To Hell and Back: the dramatic story of a company of pet



Tobi Skovron has lived what many see him as the entrepreneurial dream. Wine up with an idea, began with a loan of $20,000, and over 10 years built a multi-million dollar business that sold. But it was a slog: it survived a distributor who undermined him, not to mention a sudden drop of 40 percent in its capital of expansion (he financed his family life in credit cards and a check of the equity of the House after another).


Skovron comes from a family of entrepreneurs in Australia. He remembers his father, a "boy ragingly successful", taught him two things: "1) If you want something well done, do it yourself" and "2) they don't ask why or how, go there and make it happen."


It starts with an Idea


In 2003, he and his then girlfriend (now wife) Simone lived in a two bedroom apartment in Melbourne. She bought a dog and immediately faced the problem of having to walk the dog regularly, as insignificant-training seemed unreal. "It needs to be a better way of living with a dog but only an apartment could afford," Skovron thought. Simone said, "if they could only do a patch of grass on the balcony."


Bingo! Skovron invented the pet Loo. Two years of R & D presentations as well as patent and trademark and was time. He had taken nothing out of business and had small jobs to help keep things together. Simone, a social worker, covered their expenses. "We went,' Wow, that would be better to do something here or die wondering." "


It was in an Australian show called the new inventors. Similar to Shark Tank, a panel voted the best idea and, then, the public came to speak. A week later and pet bath was Meow of cat, so say it. In a 24-hour period, he sold 500 units. That 1.2 million a year business became an AUS$. Skovron had a real wage. But what he really wanted was to build a global brand.


"In Spain we have 7 million cats and dogs combined," he says. "In the United States, has 200 million. "I wanted to be in the biggest market and the best on the market".


Getting the attention of some big


Things continued to see. In 2008, in a European domestic animal show, met with the CEO of PetSafe, a major manufacturer of pet-related products. Skovron flew to the headquarters of the company in Tennessee. The Executive Director said "I believe you, but going to try it. They grow quite large and we are going to buy." Quite large, as in $10 million a year in sales.


He and his wife now moved with their two dogs to Los Angeles to expand the company. The day that he did, the financial crisis caused the Australian dollar and $300,000 in seed money that had been saved, down 42 per cent in value. "We are entering the world's largest consumer market and I have odd $ 160,000 to throw at it," he says. "It is not enough."


Then dropped the other shoe. He had a U.S. distributor that sent back about $300,000 a year in sales to the Australian company and was to work with retailers. Only, not the man. All sales were made directly from the company's web site. Skovron business plan had been to work with the country's largest pet stores.


To fight


The two parted ways, Skovron thus went on their own. He used credit cards, a line of home equity in his home in Australia that rose up to $500,000 by the end of one year and the occasional night of eating cereal for dinner, to finance the company. Sales grew, but the business was hard.


"I was 31 years old," he says. "This could not go. Would you consume, so it must find another route." They took the decisions on debt, something was raised to avoid, in private equity investment and all that may be required, or that acquired. The company's revenues had hit the mark of $10 million. He called PetSafe CEO.

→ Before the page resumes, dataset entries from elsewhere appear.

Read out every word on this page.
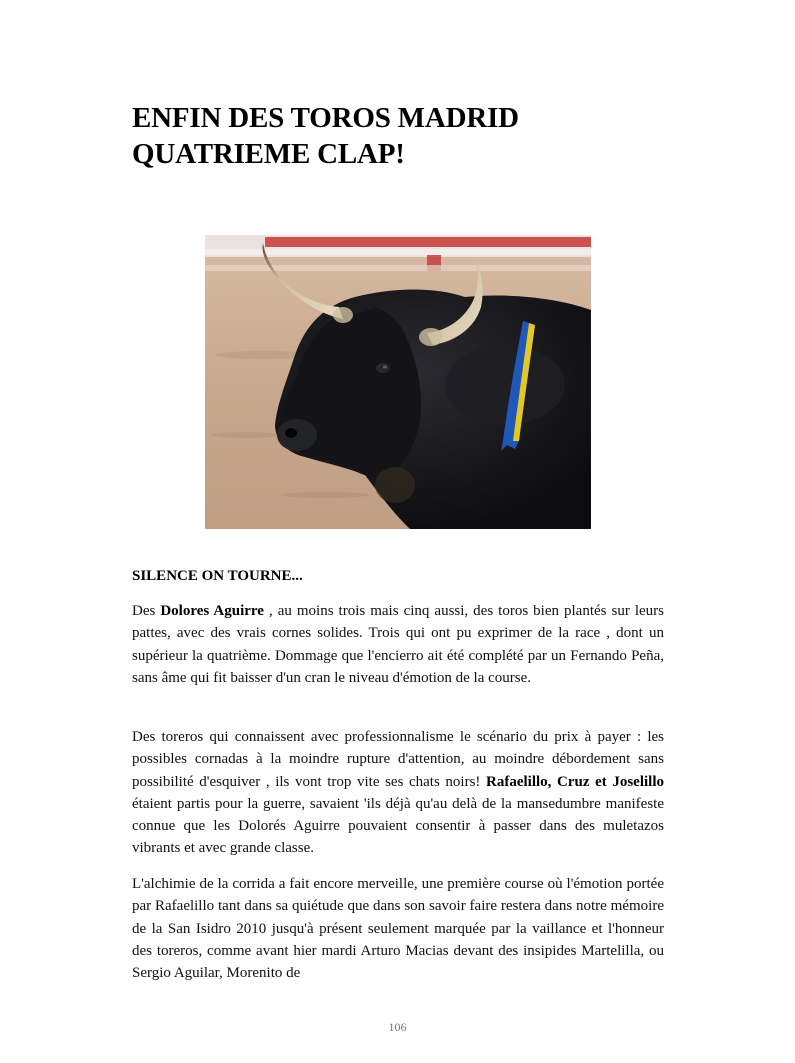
ENFIN DES TOROS MADRID
QUATRIEME CLAP!

SILENCE ON TOURNE...

Des Dolores Aguirre , au moins trois mais cinq aussi, des toros bien plantés sur leurs pattes, avec des vrais cornes solides. Trois qui ont pu exprimer de la race , dont un supérieur la quatrième. Dommage que l'encierro ait été complété par un Fernando Peña, sans âme qui fit baisser d'un cran le niveau d'émotion de la course.

Des toreros qui connaissent avec professionnalisme le scénario du prix à payer : les possibles cornadas à la moindre rupture d'attention, au moindre débordement sans possibilité d'esquiver , ils vont trop vite ses chats noirs! Rafaelillo, Cruz et Joselillo étaient partis pour la guerre, savaient 'ils déjà qu'au delà de la mansedumbre manifeste connue que les Dolorés Aguirre pouvaient consentir à passer dans des muletazos vibrants et avec grande classe.

L'alchimie de la corrida a fait encore merveille, une première course où l'émotion portée par Rafaelillo tant dans sa quiétude que dans son savoir faire restera dans notre mémoire de la San Isidro 2010 jusqu'à présent seulement marquée par la vaillance et l'honneur des toreros, comme avant hier mardi Arturo Macias devant des insipides Martelilla, ou Sergio Aguilar, Morenito de

106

They met and he sounded as if he was to receive an offer. But at the last moment, received a phone call: "for reasons I can not reveal today, we will not make an offer." It hit him hard, but he didn't give up. More time, a new line of "cool cats", and went back again.


Ship comes


It turned out that the last time, Skovron had been shot in the foot by insisting that all its staff, 12 at the time, would be brought to the company as part of the acquisition. But two of the employees were not a fit. By chance, who had left for their own reasons from and the cast, big one, spent in 60 days.


Skovron now works for PetSafe. "I put my family in a position where you don't have to worry as we used to worry, if it's food on the table, keep the lights on or a two day vacation," he says. In addition, arrives to continue growing was responsible for product lines.